Morgan Neville made a name for himself telling intimate stories about fascinating people like in his award-winning 20 Feet From Stardom. He saw a story about Mr. Rogers as being slightly different. Neville told his subject’s widow, Joanne Rogers, “I want to make a film not about the biography but about ideas.” Neville remembers how “watching his Bobby Kennedy assassination special at the Fred Rogers Center convinced me to make the film.” Neville saw that the remarkable compassion and empathy Rogers brought to tough subjects still had lots to teach us. As he reviewed endless footage from the TV show and gathered archival material about the man, Neville understood that the central concept in this movie about ideas was that “kindness is not a naive notion like believing in unicorns and rainbows or something. It’s like oxygen: It is vital, and needs to be nurtured.”
This old-fashion belief in kindness ironically made the documentary for Neville “the most contemporary film I’ve ever done… The things he was dealing with were human emotions and fallibility.

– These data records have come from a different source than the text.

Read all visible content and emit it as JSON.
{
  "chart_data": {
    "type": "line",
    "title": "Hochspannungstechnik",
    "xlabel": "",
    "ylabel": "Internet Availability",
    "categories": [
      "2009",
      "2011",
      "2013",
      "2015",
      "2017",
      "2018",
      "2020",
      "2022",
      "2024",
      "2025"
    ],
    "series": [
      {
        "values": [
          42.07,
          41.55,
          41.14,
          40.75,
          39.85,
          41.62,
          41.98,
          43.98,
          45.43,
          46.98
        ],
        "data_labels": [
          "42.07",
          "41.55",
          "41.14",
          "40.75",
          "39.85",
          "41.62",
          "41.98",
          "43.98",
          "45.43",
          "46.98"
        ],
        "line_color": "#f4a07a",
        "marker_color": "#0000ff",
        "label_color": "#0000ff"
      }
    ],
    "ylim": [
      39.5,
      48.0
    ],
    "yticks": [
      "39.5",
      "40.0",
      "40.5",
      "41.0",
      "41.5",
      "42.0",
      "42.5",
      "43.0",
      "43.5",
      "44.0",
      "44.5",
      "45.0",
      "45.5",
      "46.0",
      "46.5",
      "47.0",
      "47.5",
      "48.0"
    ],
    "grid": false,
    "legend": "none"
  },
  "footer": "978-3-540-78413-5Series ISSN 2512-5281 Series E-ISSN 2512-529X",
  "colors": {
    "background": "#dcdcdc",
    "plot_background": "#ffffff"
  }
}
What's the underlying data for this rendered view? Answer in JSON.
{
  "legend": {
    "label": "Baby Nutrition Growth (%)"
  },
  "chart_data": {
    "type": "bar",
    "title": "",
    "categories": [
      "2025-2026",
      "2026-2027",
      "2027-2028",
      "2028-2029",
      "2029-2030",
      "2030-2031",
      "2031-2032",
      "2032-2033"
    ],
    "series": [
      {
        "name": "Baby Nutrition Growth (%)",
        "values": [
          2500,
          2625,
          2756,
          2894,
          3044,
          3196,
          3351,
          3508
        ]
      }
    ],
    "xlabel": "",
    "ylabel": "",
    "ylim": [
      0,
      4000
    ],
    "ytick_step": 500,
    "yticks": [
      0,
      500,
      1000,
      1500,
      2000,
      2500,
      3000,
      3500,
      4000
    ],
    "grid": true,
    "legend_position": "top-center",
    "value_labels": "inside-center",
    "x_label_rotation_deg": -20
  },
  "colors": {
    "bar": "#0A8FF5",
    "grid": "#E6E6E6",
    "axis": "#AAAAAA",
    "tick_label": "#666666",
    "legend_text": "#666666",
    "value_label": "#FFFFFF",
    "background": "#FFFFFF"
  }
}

Those things don’t change.” For audiences who had in recent years been rocked by endless news reports about civil violence and public distrust, the film’s core conviction in the power of kindness proved a revelation. The Observer proclaimed that “this documentary about Mister Rogers couldn't be more relevant to right now.” For many, the portrait of a decent human being was also a call to action. "Won’t You Be My Neighbor? leaves viewers wrestling with our own collective conscience in the here-and-now, contemplating our own commitment to the unconditional love and acceptance that Rogers championed so passionately,” explains The Washington Post.
Fans of the film and Mr. Rogers stepped up to show their commitment to compassion. Some rejoiced in Rogers’ message of respect by connecting to their own neighborhoods. In Tampa, people threw block parties for neighbors to meet each other after the film. Some local cinemas turned the movie into an opportunity to give back by donating $1 from every ticket to their local PBS stations. Across the country, people celebrated the men and women who made a difference in their own lives by nominating them for the #BeMyNeighbor contest. And others took the opportunity to reflect on how Mr. Rogers’ compassion impacts us all. As The Playlist points out, “You leave wanting to be the better person that Rogers believed you could be and knowing that you’ll likely fall down a YouTube hole of episode clips to keep basking in his kindness.”